Suji De Silva – ThinkEquity
And last question, with the labor shortages, Dr. Lu, are the lead times expanding there?
And are you having trouble keeping customers comfortable with the availability or is that a non-issue despite the labor shortage? Thanks.
Mark King
Again I took this one from him too, but again, we kind of look at lead time as a decision, okay, so we use channel and we use some of our contract business to adjust for our key customers. So, we may not enough product overall, but generally we have the ability to keep our key customers happy through these periods.

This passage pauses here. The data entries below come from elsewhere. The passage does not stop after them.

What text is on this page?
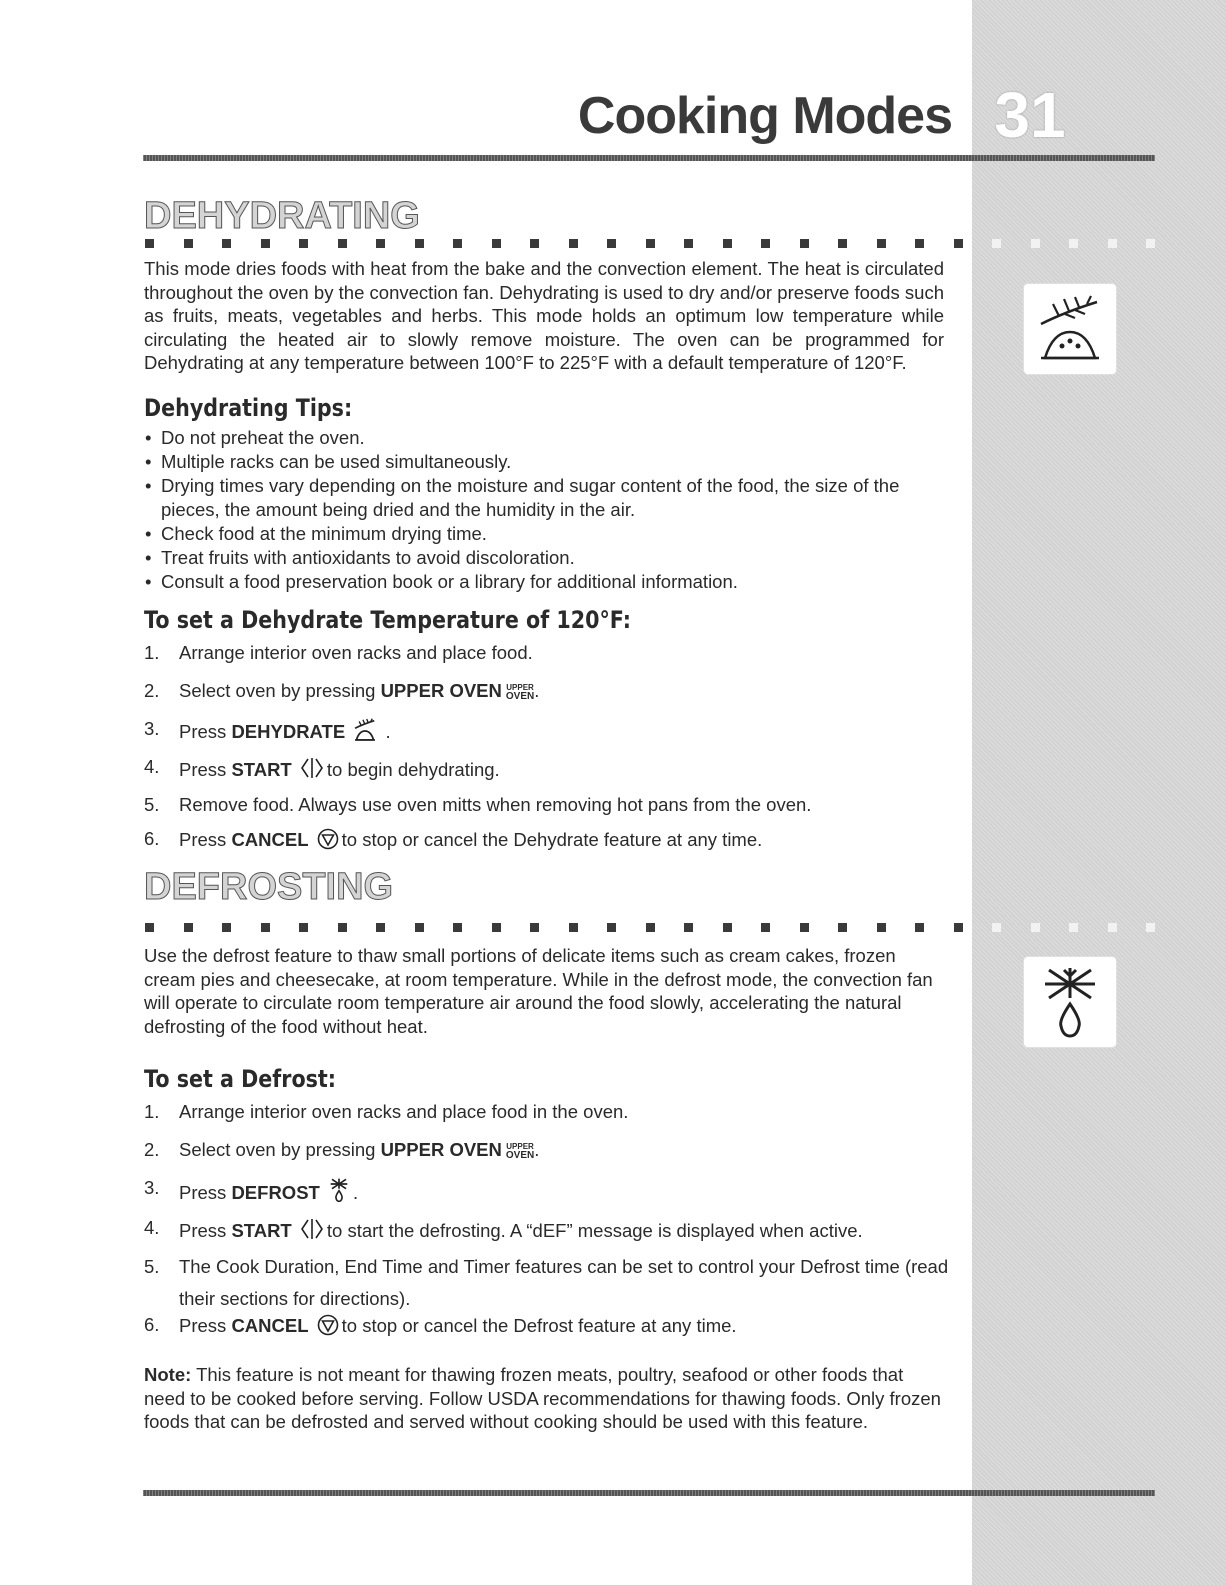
Cooking Modes 31
DEHYDRATING

This mode dries foods with heat from the bake and the convection element. The heat is circulated throughout the oven by the convection fan. Dehydrating is used to dry and/or preserve foods such as fruits, meats, vegetables and herbs. This mode holds an optimum low temperature while circulating the heated air to slowly remove moisture. The oven can be programmed for Dehydrating at any temperature between 100°F to 225°F with a default temperature of 120°F.

Dehydrating Tips:
• Do not preheat the oven.
• Multiple racks can be used simultaneously.
• Drying times vary depending on the moisture and sugar content of the food, the size of the pieces, the amount being dried and the humidity in the air.
• Check food at the minimum drying time.
• Treat fruits with antioxidants to avoid discoloration.
• Consult a food preservation book or a library for additional information.
To set a Dehydrate Temperature of 120°F:
1. Arrange interior oven racks and place food.
2. Select oven by pressing UPPER OVEN UPPER
OVEN .
3. Press DEHYDRATE  .
4. Press START to begin dehydrating.
5. Remove food. Always use oven mitts when removing hot pans from the oven.
6. Press CANCEL to stop or cancel the Dehydrate feature at any time.
DEFROSTING

Use the defrost feature to thaw small portions of delicate items such as cream cakes, frozen cream pies and cheesecake, at room temperature. While in the defrost mode, the convection fan will operate to circulate room temperature air around the food slowly, accelerating the natural defrosting of the food without heat.

To set a Defrost:
1. Arrange interior oven racks and place food in the oven.
2. Select oven by pressing UPPER OVEN UPPER
OVEN .
3. Press DEFROST .
4. Press START to start the defrosting. A “dEF” message is displayed when active.
5. The Cook Duration, End Time and Timer features can be set to control your Defrost time (read their sections for directions).
6. Press CANCEL to stop or cancel the Defrost feature at any time.

Note: This feature is not meant for thawing frozen meats, poultry, seafood or other foods that need to be cooked before serving. Follow USDA recommendations for thawing foods. Only frozen foods that can be defrosted and served without cooking should be used with this feature.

So, we move things around and we keep the inventories and the hubs tight and we get through them as we grow that, bring our units up.
Suji De Silva – ThinkEquity
Fair enough, thanks.
Operator
Your next question comes from the line of Vijay Rakesh with Stern Agee. Please proceed.
Vijay Rakesh – Stern Agee
Hey, hi guys. Just Dr.
Lu, you mentioned the focus on gross profit operating dollars, so would you still in a plan on keeping at least the gross margin at the 35% level or would you let it come down as you focus on the operating margins? Hello?
Dr. Keh-Shew Lu
I think I would have kept the same is I’m not really tried to just continue bring the GPM percent. Okay, in our business model is we as long as GPM dollar, gross profit going up that’s what we are going after.
And at the end that’s really the effect of earnings per share not the GPM percent. And therefore, if I see the opportunity to gain the market share to grow it, then we’ll take it.
Vijay Rakesh – Stern Agee
Okay.
Dr. Keh-Shew Lu
Yeah.
Vijay Rakesh – Stern Agee
Got it. Also obviously it looks like, when you look at the challenges, there’s a little bit of concern there might be second quarter things are slowing down, how is the usual point of sales and point of purchase, how is that trending now in April and May now that you’re almost in May here?
Mark King
Well, in our guidance, we took that into consideration. We actually see the POS and the POP trending positively in the second quarter.
And I think it looks good. I think there might even haven’t really figured out where the inventory is going to be.
I don’t think there is going to be a significant value change in the inventory in Q2.
Vijay Rakesh – Stern Agee
And lastly, go ahead.
Dr. Keh-Shew Lu
Sorry, you go ahead.
Vijay Rakesh – Stern Agee
And lastly, when you look at the last question here, if you look at your revenues by PCs, handsets and TVs, can you approximately give us what percentage kind of runs into those markets?
Mark King
No, really we focus on the major segment. So, if you look at – I don’t have the exact figures in front of me, I can look then up, but obviously our two biggest segments are computer and consumer.
We’ve never really reported by end equipment specifically and I don’t have that data and I’m not sure, yeah, just I’m trying to find the page…
Dr. Keh-Shew Lu
Yeah, I have it here.
Mark King
Okay, so yeah, so consumer represented roughly 31% in the quarter, computing 28%, industrial is about 20%, communications 17%, and automotive actually reached 4% in the quarter for the first time. So within those segments we really don’t break it out that closely.
Vijay Rakesh – Stern Agee
Got it. Thanks a lot guys.
Good job.
Mark King
Thanks.
Dr. Keh-Shew Lu
Thank you.
Operator
Your next question comes from the line of John Vinh with Collins Stewart. Please proceed.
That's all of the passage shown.